Some musicians, scientists, and scholars believe that many ancient Egyptian instruments, Stradivarius violins, and the music of Verdi and other western classical composers may have been tuned to A = 432 Hz. Some believe that tuning A to 432 Hz instead of 440 Hz may actually be healthier for the human body, or even society at large. While the number 432 may or may not be somehow inherently in tune with the forces of nature, it cannot be denied that medical doctors use the resonance of tuning forks  in C = 256 or 128 in the A = 432 system to detect bone fractures.

While all of this is utterly fascinating to us and begs further research, we have not yet come to any conclusions about how or why humans first arrived at 432 Hz or 136.1 Hz.

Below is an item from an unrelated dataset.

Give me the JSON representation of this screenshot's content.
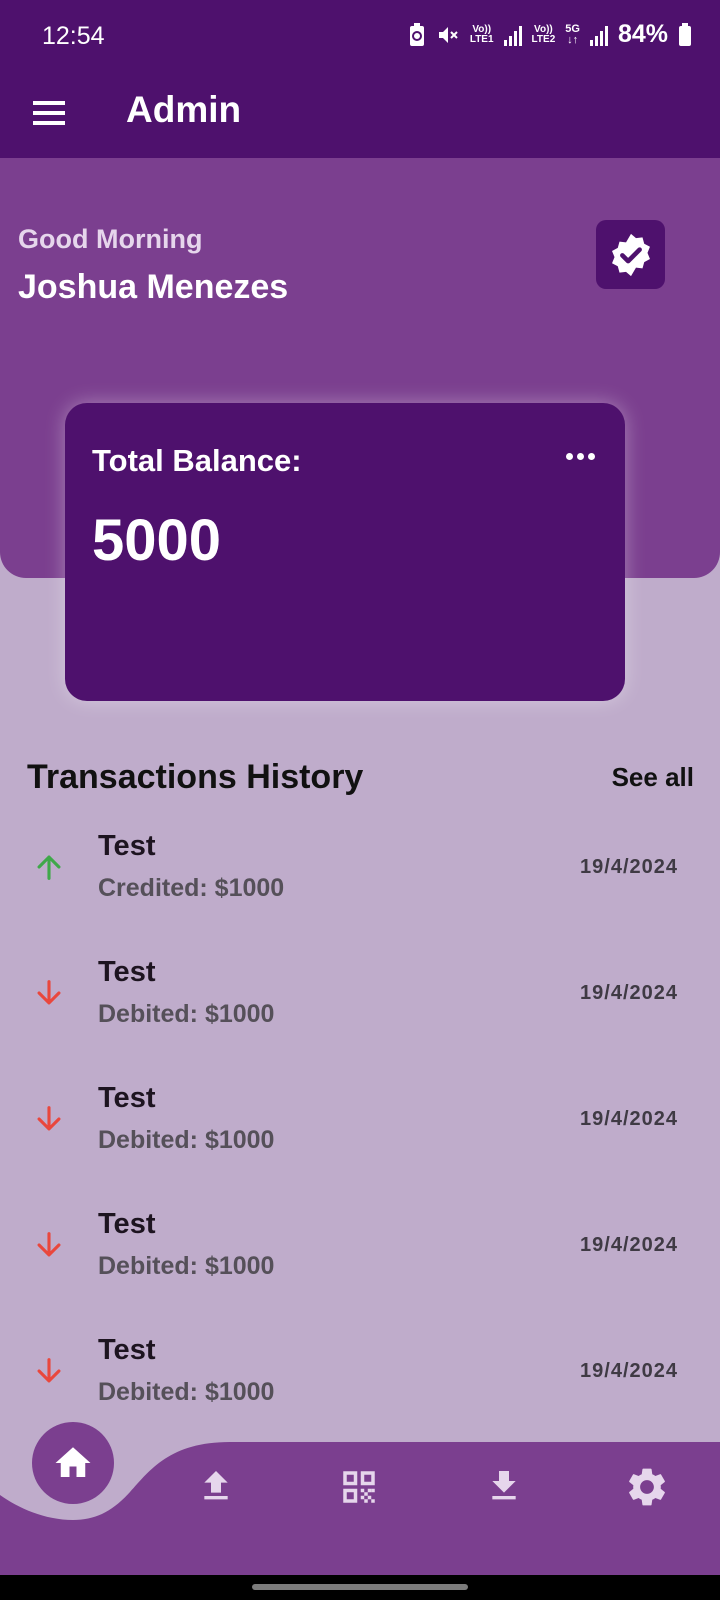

What we can say for certain is that experiments with the OM edition of sonic fabric are providing some surprising results. The sound recorded onto the fabric - a pure 136.1 Hz tone -  was generated digitally so that it would have no overtones. The normal speed that audiotape runs in a cassette player is 1 and 7/8 inches per second. We dragged the reader along the surface of the fabric at varying speeds, striving to approximate a mechanical effect. We used the largest, most sensitive amplifier in the studio in order to pick up the fullest range of tones possible. The tape head in our hacked Walkman "reader" device is wide enough to pick up several (perhaps 5 or 6) of the compressed strands of tape in the fabric at once. We expected to hear an even, steady, single tone. Instead we heard multiple low tones, some in the range of 136.1 Hz. 

Is it possible that when several strands of tape recorded with 136.1 Hz are "read" simultaneously at the same speed, that several tones are generated? Would this be the case using other frequencies? 

Much more experimentation is needed. Your input is welcome!